OpenAI、Codex Security が SAST レポートから始めない理由を説明
Original: Why Codex Security Doesn’t Include a SAST Report View original →
OpenAIは2026年3月16日、Codex Security の設計思想を説明する投稿を公開し、この製品が static application security testing(SAST) レポートを起点に triage を行う方式ではないと明らかにした。説明によれば、Codex Security は repository そのものを読み、architecture や trust boundary、コードが意図している振る舞いを把握したうえで、見つけた仮説を検証してから人間の reviewer に渡す agent として作られている。目的は大量の可能性を並べることではなく、より信頼度の高い finding を出して AppSec の triage コストを下げることにある。
OpenAIの中心的な主張は、実務上重要な脆弱性の多くが単純な source-to-sink 問題ではないという点だ。投稿では、コード上は security check が存在していても、その check がシステムの前提とする性質を本当に保証していないケースが強調されている。例として示されたのは、web application が redirect_url を allowlist regex で検証したあと URL-decode し、redirect handler に渡すパターンだ。データフロー自体は見えやすいが、本当に難しいのは normalization や parsing の後でも最初の検証が有効な制約として残っているかどうかだと OpenAI は説明する。さらに同社は、この種の現実例として Express の CVE-2024-29041 を挙げている。
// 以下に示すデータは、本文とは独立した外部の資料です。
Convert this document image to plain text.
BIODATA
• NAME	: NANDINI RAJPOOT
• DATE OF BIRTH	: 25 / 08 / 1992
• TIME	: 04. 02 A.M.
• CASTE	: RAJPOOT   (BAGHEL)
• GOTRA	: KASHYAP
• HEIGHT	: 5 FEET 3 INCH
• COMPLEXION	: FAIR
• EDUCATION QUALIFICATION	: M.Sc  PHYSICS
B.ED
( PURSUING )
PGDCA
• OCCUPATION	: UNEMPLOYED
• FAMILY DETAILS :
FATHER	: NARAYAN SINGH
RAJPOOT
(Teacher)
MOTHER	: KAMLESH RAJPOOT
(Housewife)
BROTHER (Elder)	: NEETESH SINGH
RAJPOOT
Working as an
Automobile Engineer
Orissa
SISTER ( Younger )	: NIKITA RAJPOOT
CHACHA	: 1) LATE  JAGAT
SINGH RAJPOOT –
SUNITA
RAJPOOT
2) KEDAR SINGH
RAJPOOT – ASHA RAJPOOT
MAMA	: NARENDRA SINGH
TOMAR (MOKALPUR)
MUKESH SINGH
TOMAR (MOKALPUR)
そのため Codex Security は、behavior から入り、その後に検証する構造を採っている。OpenAIによれば、システムは repository 全体の文脈で関連する code path を読み、疑わしいロジックを小さな testable slice に切り出し、必要に応じて micro-fuzzer を書く。複雑な constraint 問題では Python 環境の z3-solver のような道具も使えるようにしており、可能な場合は sandboxed validation 環境で仮説を実行して「問題かもしれない」と「実際に再現する問題だ」を分ける。OpenAIは、疑わしさを確証へ変える工程こそ現代の AppSec で最もコストが高く、Codex Security はそこを最適化したいと述べている。
OpenAIは、この方針が SAST 自体の否定ではないことも明確にしている。SAST は secure coding standard の徹底や、予測しやすい source-to-sink 系の bug、既知パターンの大規模検出に依然として有効で、defense-in-depth の一部だという立場だ。とはいえ、Codex Security を SAST report から始めると探索範囲を早く狭めすぎたり、sanitization や validation、trust boundary に関する既存ツールの前提を引き継いだりしやすく、agent が自力で見つけたことを評価しにくくなるという。今回の説明は、Codex Security を既存 scanner の高速 wrapper ではなく、複雑で文脈依存の脆弱性を repository 文脈で reasoning し、検証する layer として位置づけたものだ。